והחכמה מאין תמצא ואי זה מקום בינה | 12 |
Maar de wijsheid, waar is zij te vinden, En waar is het oord van het inzicht?
לא-ידע אנוש ערכה ולא תמצא בארץ החיים | 13 |
De mens kent er de weg niet heen, In het land der levenden bevindt ze zich niet.
תהום אמר לא בי-היא וים אמר אין עמדי | 14 |
De afgrond roept: In mij is ze niet!
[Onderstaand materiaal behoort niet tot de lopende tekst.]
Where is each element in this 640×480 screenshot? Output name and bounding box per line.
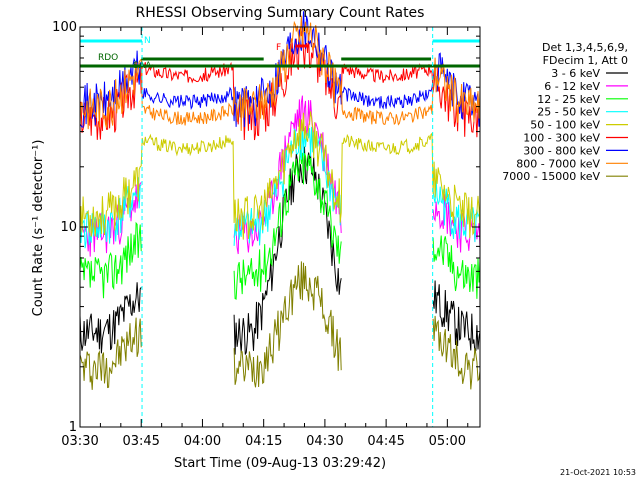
series-line-8 (79, 261, 481, 390)
legend-entry-label: 50 - 100 keV (530, 119, 600, 132)
series-line-4 (79, 111, 481, 240)
x-tick-label: 05:00 (429, 434, 466, 449)
chart-title: RHESSI Observing Summary Count Rates (136, 5, 425, 21)
x-tick-label: 03:45 (122, 434, 159, 449)
x-tick-label: 04:45 (367, 434, 404, 449)
legend-entry-label: 6 - 12 keV (544, 80, 600, 93)
x-tick-label: 04:00 (184, 434, 221, 449)
y-tick-label: 100 (52, 20, 77, 35)
series-line-2 (79, 149, 481, 300)
series-line-7 (79, 15, 481, 131)
x-axis-label: Start Time (09-Aug-13 03:29:42) (174, 456, 386, 471)
x-tick-label: 04:30 (306, 434, 343, 449)
legend-entry-label: 12 - 25 keV (537, 93, 600, 106)
legend-entry-label: 25 - 50 keV (537, 106, 600, 119)
annotation-layer: RDO SAA F N (80, 27, 480, 427)
night-label: N (144, 36, 151, 46)
x-tick-label: 04:15 (245, 434, 282, 449)
series-line-0 (79, 146, 481, 355)
y-tick-label: 10 (60, 220, 77, 235)
legend-entry-label: 100 - 300 keV (523, 132, 600, 145)
legend-header-line-1: Det 1,3,4,5,6,9, (542, 41, 628, 54)
generated-timestamp: 21-Oct-2021 10:53 (560, 468, 636, 477)
rdo-label: RDO (98, 53, 118, 63)
legend-header-line-2: FDecim 1, Att 0 (543, 54, 628, 67)
legend-entry-label: 300 - 800 keV (523, 144, 600, 157)
legend-entry-label: 3 - 6 keV (551, 67, 600, 80)
axis-ticks: 03:30 03:45 04:00 04:15 04:30 04:45 05:00 1 10 10… (52, 20, 480, 449)
series-layer (79, 11, 481, 390)
y-tick-label: 1 (69, 420, 77, 435)
x-tick-label: 03:30 (61, 434, 98, 449)
y-axis-label: Count Rate (s⁻¹ detector⁻¹) (31, 140, 46, 317)
saa-label: SAA (133, 61, 152, 71)
flare-label: F (276, 43, 281, 53)
legend-entry-label: 800 - 7000 keV (516, 157, 600, 170)
legend-entry-label: 7000 - 15000 keV (502, 170, 600, 183)
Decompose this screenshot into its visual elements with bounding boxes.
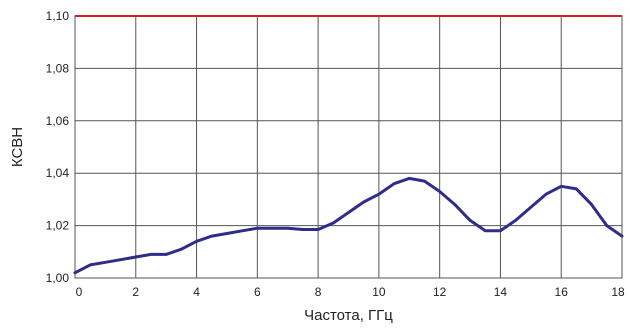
x-tick-label: 16 bbox=[555, 285, 569, 299]
x-tick-labels: 0 2 4 6 8 10 12 14 16 18 bbox=[76, 285, 625, 299]
x-tick-label: 6 bbox=[254, 285, 261, 299]
x-axis-title: Частота, ГГц bbox=[304, 307, 393, 324]
y-tick-label: 1,06 bbox=[46, 114, 70, 128]
y-tick-label: 1,10 bbox=[46, 9, 70, 23]
x-tick-label: 18 bbox=[611, 285, 625, 299]
x-tick-label: 2 bbox=[132, 285, 139, 299]
y-tick-label: 1,04 bbox=[46, 166, 70, 180]
y-tick-label: 1,00 bbox=[46, 271, 70, 285]
x-tick-label: 14 bbox=[494, 285, 508, 299]
x-tick-label: 12 bbox=[433, 285, 447, 299]
y-tick-label: 1,02 bbox=[46, 219, 70, 233]
x-tick-label: 10 bbox=[372, 285, 386, 299]
vswr-series-line bbox=[73, 176, 624, 275]
grid bbox=[75, 16, 622, 278]
series-group bbox=[73, 176, 624, 275]
y-tick-labels: 1,00 1,02 1,04 1,06 1,08 1,10 bbox=[46, 9, 70, 285]
x-tick-label: 4 bbox=[193, 285, 200, 299]
y-tick-label: 1,08 bbox=[46, 61, 70, 75]
y-axis-title: КСВН bbox=[9, 127, 26, 167]
plot-area bbox=[74, 15, 623, 279]
x-tick-label: 8 bbox=[315, 285, 322, 299]
x-tick-label: 0 bbox=[76, 285, 83, 299]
De zee herhaalt: Ze is niet bij mij!
לא-יתן סגור תחתיה ולא ישקל כסף מחירה | 15 |
Zij wordt niet gekocht voor het fijnste goud, Geen zilver gewogen, om haar te betalen;
לא-תסלה בכתם אופיר בשהם יקר וספיר | 16 |
Zij wordt niet geschat tegen goud van Ofir, Tegen kostbare onyx, noch saffier;
לא-יערכנה זהב וזכוכית ותמורתה כלי-פז | 17 |
Geen goud, geen glaswerk kan haar evenaren, Geen gouden vaas is haar prijs.
ראמות וגביש לא יזכר ומשך חכמה מפנינים | 18 |
Paarlen en kristal zijn naast haar niet in tel, Het vinden der wijsheid gaat dat van koralen te boven;
לא-יערכנה פטדת-כוש בכתם טהור לא תסלה | 19 |
Topaas van Koesj kan het niet bij haar halen, Het zuiverst goud weegt niet tegen haar op.
והחכמה מאין תבוא ואי זה מקום בינה | 20 |
De wijsheid, waar komt zij vandaan; Het inzicht, waar is zijn plaats?
ונעלמה מעיני כל-חי ומעוף השמים נסתרה | 21 |
Zij ligt verborgen voor het oog van al wat leeft, Verscholen voor de vogels in de lucht;
אבדון ומות אמרו באזנינו שמענו שמעה | 22 |
De onderwereld en dood roepen uit: Onze oren hebben enkel van haar bij geruchte gehoord.
אלהים הבין דרכה והוא ידע את-מקומה | 23 |
Het is God, die de weg naar haar kent, Hij alleen weet, waar zij toeft.
כי-הוא לקצות-הארץ יביט תחת כל-השמים יראה | 24 |
Want Hij blikte tot aan de grenzen der aarde, Zag al wat onder de hemel bestond:
לעשות לרוח משקל ומים תכן במדה | 25 |
Toen Hij het gewicht van de wind bepaalde, De maat voor het water bestemde;
בעשתו למטר חק ודרך לחזיז קלות | 26 |
Toen Hij de regen zijn wet gaf, En de donder zijn weg.
אז ראה ויספרה הכינה וגם-חקרה | 27 |
Toen aanschouwde Hij haar en verkondigde haar, Kende Hij haar en doorgrondde haar;
ויאמר לאדם--הן יראת אדני היא חכמה וסור מרע בינה | 28 |
Maar Hij sprak tot den mens: Zie, de vreze des Heren is wijsheid, En het kwade te mijden is inzicht!